This was in my textbook. I don't quite understand it and would like some clarification on it:
Let $\phi: S_{4} \rightarrow S_{3}$ be a homomorphism between symmetry groups. There are three ways to partition the set of four indices $\{1,2,3,4\}$ into pairs of subsets of order two, namely
$ \Pi_{1}: \{1,2\} \cup \{3,4\}$
$ \Pi_{2}: \{1,3\} \cup \{2,4\}$
$ \Pi_{3}: \{1,4\} \cup \{2,3\}$.
An element of the symmetric group $S_{4}$ permutes the four indices, and by doing so it also permutes these three partitions. This defines the map $\phi$ from $S_{4}$ to the group of permutations of the set {$\Pi_{1}$,$\Pi_{2}$,$\Pi_{3}$}, which is the symmetric group $S_{3}$. For example, the 4-cycle $p = (1,2,3,4)$ acts on subsets of order two as follows: $ \{1,2\} \rightarrow \{2,3\}\\ \{1,3\} \rightarrow \{2,4\}\\ \{1,4\} \rightarrow \{1,2\}\\ \{2,3\} \rightarrow \{3,4\}\\ \{2,4\} \rightarrow \{1,3\}\\ \{3,4\} \rightarrow \{1,4\}. $
Looking at this action, one sees that $p$ acts on the set {$\Pi_{1}$,$\Pi_{2}$,$\Pi_{3}$} of partitions as the traposition ($\Pi_{1} \Pi_{3}$) that fixes $\Pi_{2}$ and interchanges on $\Pi_{1}$ and $\Pi_{3}$.
If $p$ and $q$ are elements of $S_{4}$, the product $pq$ is the composed permutation $p . q$, and the action of the action of $pq$ on the set {$\Pi_{1}$,$\Pi_{2}$,$\Pi_{3}$} is the composition of the actions of $q$ and $p$. Therefore $\phi(pq) = \phi(p)\phi(q)$, and $\phi$ is a homomorphism.
The map is surjective, so its image is the whole group $S_{3}$. Its kernel can be computed.
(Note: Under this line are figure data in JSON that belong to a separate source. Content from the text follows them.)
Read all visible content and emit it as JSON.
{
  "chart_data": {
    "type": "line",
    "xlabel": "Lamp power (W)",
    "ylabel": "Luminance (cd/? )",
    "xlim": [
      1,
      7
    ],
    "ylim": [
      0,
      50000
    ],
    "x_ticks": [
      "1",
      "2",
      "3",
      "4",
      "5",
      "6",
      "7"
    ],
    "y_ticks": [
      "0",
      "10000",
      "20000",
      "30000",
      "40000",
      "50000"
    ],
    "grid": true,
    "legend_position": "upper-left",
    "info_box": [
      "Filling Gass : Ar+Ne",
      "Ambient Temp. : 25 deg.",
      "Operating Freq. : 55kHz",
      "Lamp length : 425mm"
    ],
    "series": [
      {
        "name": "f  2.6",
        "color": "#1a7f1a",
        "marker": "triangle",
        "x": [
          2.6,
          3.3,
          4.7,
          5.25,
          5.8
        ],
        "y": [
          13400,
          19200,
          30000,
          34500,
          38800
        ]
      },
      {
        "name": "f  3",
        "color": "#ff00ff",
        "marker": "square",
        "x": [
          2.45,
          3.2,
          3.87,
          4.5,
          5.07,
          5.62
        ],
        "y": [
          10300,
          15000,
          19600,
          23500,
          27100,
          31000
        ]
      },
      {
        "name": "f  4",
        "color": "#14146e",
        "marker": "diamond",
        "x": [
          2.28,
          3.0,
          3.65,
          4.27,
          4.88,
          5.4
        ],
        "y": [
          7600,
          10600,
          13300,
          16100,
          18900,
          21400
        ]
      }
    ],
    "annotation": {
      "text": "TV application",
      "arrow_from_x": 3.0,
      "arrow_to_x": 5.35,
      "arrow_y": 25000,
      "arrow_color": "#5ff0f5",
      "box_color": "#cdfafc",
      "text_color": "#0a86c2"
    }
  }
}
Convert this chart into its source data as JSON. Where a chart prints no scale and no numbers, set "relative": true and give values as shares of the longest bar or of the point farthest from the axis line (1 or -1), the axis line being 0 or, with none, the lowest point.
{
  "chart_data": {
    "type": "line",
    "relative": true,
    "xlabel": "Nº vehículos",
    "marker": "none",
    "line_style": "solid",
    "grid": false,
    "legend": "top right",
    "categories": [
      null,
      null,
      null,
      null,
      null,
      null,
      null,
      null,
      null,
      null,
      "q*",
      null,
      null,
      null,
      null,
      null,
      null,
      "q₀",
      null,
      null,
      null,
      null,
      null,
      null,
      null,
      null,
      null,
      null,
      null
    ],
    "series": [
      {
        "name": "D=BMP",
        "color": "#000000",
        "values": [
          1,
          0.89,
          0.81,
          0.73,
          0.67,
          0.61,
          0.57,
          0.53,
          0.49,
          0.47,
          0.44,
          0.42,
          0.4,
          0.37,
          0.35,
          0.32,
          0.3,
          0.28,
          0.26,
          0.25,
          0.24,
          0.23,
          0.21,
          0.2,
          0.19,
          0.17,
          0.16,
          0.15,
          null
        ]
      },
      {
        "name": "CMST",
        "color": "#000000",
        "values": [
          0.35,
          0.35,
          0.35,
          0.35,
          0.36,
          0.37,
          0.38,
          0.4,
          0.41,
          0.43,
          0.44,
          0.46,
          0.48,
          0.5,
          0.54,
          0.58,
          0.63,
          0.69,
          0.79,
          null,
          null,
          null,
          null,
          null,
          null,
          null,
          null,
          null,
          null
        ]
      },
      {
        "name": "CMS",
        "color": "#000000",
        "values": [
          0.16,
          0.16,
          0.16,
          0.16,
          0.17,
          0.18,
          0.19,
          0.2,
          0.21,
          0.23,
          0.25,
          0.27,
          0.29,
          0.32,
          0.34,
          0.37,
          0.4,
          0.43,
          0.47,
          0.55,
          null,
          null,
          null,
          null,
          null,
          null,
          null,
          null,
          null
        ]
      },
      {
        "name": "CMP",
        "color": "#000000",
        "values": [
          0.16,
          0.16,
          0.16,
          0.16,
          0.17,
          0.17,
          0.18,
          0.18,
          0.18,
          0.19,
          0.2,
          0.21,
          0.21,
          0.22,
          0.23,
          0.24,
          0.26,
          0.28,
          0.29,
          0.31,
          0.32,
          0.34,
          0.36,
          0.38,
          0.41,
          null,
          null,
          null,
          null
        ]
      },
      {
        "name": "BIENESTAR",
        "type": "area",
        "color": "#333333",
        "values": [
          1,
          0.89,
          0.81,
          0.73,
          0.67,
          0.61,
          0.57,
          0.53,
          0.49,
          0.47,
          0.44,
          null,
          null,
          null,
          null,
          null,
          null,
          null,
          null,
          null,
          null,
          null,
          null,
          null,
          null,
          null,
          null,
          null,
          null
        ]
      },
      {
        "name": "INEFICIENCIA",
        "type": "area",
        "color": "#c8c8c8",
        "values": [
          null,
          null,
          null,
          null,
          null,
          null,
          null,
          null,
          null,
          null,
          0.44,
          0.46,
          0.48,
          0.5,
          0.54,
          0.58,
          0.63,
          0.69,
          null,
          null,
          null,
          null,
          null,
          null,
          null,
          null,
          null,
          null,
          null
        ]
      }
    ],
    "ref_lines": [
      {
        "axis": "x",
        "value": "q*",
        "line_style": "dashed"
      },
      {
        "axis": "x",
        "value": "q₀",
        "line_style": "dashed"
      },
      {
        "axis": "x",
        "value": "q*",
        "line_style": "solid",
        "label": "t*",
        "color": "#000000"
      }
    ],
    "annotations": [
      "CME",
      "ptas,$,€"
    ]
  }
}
It is the subgroup $S_{4}$ consisting of the identity and the three products of disjoint transpositions: K = {${1,(12)(34),(13)(24),(14)(23)}$}.
The part I don't understand is how $p$ acts on subsets of order 2...
{1,2} $\rightarrow$ {2,3}
{1,3} $\rightarrow$ {2,4} etc. How do they work? Just seems random to me. Everything after this point.. I am lost on :(
Any help would be appreciated. Thanks